Il n’est pas question d’amour, comme on pourrait l’entendre au sens courant, dans ce livre. Nul baisé passionné, nul dénouement romantique attendu, aucune promesse d’enfant. Un mariage cependant : mariage blanc. Les bras d’Alice (le narrateur qui emprunte son prénom à l’auteur du roman) s’ouvrent pour protéger son ami d’enfance malien des foudres d’une administration française qui menace de le renvoyer dans ce pays qu’il connaît si peu.
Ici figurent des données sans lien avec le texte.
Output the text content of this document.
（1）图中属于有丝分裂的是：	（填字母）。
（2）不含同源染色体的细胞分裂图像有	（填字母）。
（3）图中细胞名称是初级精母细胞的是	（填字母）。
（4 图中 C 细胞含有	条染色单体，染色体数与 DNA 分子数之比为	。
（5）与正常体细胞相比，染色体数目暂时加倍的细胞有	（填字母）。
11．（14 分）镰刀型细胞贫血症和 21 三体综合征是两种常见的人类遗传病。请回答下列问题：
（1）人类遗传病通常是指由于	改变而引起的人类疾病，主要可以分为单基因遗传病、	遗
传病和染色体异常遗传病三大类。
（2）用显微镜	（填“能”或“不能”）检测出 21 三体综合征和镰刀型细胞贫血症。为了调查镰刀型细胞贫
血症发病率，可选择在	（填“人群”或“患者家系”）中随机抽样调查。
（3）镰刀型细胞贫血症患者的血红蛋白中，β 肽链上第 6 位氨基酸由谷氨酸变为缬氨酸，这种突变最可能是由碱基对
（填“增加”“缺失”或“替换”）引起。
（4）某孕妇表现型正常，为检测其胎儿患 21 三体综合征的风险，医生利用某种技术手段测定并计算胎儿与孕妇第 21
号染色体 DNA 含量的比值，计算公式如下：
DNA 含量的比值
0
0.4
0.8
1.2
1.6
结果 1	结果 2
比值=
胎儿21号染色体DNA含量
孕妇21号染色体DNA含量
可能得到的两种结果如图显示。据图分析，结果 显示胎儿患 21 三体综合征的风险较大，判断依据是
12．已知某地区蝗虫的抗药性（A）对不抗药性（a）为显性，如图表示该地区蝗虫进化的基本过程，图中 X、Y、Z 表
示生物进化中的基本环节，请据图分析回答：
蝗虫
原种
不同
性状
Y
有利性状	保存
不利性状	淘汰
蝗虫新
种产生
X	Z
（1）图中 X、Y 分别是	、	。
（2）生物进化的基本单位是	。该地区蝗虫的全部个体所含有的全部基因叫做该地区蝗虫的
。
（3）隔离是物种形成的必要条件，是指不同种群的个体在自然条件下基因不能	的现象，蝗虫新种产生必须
Alice Zeniter nous parle d’une génération que les plus de trente ans ne peuvent pas connaître car ils ne s’y intéressent que pour la stigmatiser. Une génération qui doit affronter le monde qu’on lui lègue avec les seules armes qu’on lui laisse : "Je suis de la génération qui vivra plus mal que ses parents, je suis de la génération qui n’est pas née avec Internet mais qui a grandi avec lui, atteint la maturité avec lui, j’ai un lien si tendre avec Internet". Le tableau est long de ces jeunes que l’on prétend bon à peu de choses et qui pourtant ont tant à faire.
Jusque dans nos bras trace le parcours d’une jeune française au père d’origine algérienne. Il présente la grande histoire du racisme français, qui suit cette petite fille qui s’entend traiter de "sale bougnoule" par une de ces camarades dans le bac à sable, à l’âge où le langage n’est qu’un jeu et où les mots semblent ne pas porter au-delà de lèvres innocentes ; cette adolescente qui découvre un Jean-Marie Le Pen au second tour des élections présidentielles en 2002 ; cette jeune adulte qui se voit obligée d’affronter la chasse aux immigrés sans papiers créés artificiellement par un non renouvellement massif de cartes de séjour. Une histoire de notre passé récent dans lequel cette génération a dû se construire.
Une histoire d’amitié également et surtout. De l’enfance aux études supérieures, Alice s’entoure d’amis avec lesquels elle créera des liens indéfectibles. Fille d’immigré en questionnement sur son identité : française portant sur son ventre une marque qu’elle regrette de ne pouvoir afficher plus largement sur son visage, celle de son "algéritude", une tâche de naissance aux contours épousant ceux de la carte de l’Algérie. Alice est française de nationalité, mais sent son cœur tiraillé vers ce pays dont est originaire son père, en grande partie en réaction au rejet qu’il suscite en France. Mad, l’ami Malien rencontré en primaire qui, lui, ne possède pas la nationalité française, mais la désire. Mad à la peau noire qui ne peut feindre d’être français dans un climat rongé par le racisme. L’Arabesque, personnage exubérant qui ne possède aucun ascendant étranger mais les fantasmes tant qu’elle en est au final la moins Française et a gagné ce surnom… Jérémie, le frère de l’Arabesque, amour non avoué d’Alice. Les problèmes de racisme traversent ce groupe de manière particulièrement sensible, sans jamais être tout à fait graves dans leur propos. Alice Zeniter évite un pathos excessif puisque ce qu’elle décrit, c’est l’univers d’une adolescence naïve qui voudrait rendre le monde à sa mesure sans trouver les leviers qui le lui permettraient.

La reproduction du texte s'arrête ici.